Originally Posted by aman74
Is the plastic drawer the one in the middle with the HOB filter? What's the casing you're speaking of?
I assume these are some of those plastic storage chests, but I was wondering if by casing you meant the frame or something you improvised for sturdiness.
Did you have any concern about the plastics and what they're treated with? I saw mention of there being a chemical they use to keep them flexible that may be harmful to fish.
You had some bulkheads there, what kind of central system were you running?
Thanks for sharing the pics and info, as someone said it's inspiring to others. I know it's giving me some motivation.
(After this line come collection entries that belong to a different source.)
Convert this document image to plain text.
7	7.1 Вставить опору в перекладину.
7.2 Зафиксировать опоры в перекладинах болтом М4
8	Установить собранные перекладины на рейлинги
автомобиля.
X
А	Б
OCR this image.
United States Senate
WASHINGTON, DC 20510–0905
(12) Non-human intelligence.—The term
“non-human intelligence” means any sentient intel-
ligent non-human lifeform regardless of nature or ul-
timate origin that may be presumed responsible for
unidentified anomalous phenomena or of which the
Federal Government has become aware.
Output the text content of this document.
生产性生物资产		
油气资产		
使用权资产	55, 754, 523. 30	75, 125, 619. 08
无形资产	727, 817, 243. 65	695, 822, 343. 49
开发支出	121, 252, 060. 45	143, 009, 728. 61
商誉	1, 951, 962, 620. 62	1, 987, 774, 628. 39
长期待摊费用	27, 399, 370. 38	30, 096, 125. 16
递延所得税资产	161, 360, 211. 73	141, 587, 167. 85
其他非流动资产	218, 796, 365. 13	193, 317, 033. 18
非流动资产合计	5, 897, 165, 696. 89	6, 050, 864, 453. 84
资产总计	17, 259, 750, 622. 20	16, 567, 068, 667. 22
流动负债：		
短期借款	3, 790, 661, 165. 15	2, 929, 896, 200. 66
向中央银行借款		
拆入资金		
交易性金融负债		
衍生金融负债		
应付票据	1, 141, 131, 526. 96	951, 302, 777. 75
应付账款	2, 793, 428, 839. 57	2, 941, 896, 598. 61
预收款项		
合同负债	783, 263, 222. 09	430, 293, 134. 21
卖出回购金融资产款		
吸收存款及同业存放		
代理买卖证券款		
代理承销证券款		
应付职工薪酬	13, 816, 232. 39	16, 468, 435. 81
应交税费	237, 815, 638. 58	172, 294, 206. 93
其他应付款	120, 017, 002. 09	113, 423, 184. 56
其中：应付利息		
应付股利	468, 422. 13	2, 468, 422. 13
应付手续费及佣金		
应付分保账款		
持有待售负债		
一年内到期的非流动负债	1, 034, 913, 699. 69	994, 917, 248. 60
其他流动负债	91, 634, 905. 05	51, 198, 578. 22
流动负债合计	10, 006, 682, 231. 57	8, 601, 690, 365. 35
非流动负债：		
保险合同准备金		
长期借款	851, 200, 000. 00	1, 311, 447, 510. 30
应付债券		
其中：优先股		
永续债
Yes, the middle photo above, the cantilevered "tank" is the plastic drawer.
By "casing" I meant the part that the drawer slides into. In the middle picture, you see this, whereas it's missing in the wagon picture. The drawers aren't structural enough to hold the water without the casing, but by using the casing, you get the added structure, plus, in my case, I used sheet styro to line the space between the drawer and casing for insulation and energy efficiency. BTW - the "roof" of the casing has been sawn out.
I did learn to be very careful selecting plastic goods. Cheap brands use cheap polymers or thin walls that will crack or shatter sometimes. So I went with expensive brands and looked for designs with reinforced lines, as water exerts a lot of force on a wall and floor. I personally don't worry about plasticizers in a top brand product. LDPE, HDPE (low or high density polyethylene), polypropylene, and polycarbonate are the plastics to look for. LDPE, HDPE, and polypropylene are milky clear. Polycarbonate is clear. If a plastic container is glass clear, fairly cheap, and doesn't claim on the label to be made of polycarbonate, steer clear, as those non-polycarbonate clear resins (often acrylic) are prone to shatter under stress.
My systems use central water in, central drain out plan. There are many ways to do this. To spoon feed the details wouldn't be sporting or help you exercise your lateral thinking, and it depends on your other infrastructure and budget too, anyway.
I will add that all my systems are through GFCI power. I have other safety nets, too, that come into play when one starts to get a number of tanks set up. (sump pumps, water alarms, power back-ups, etc.)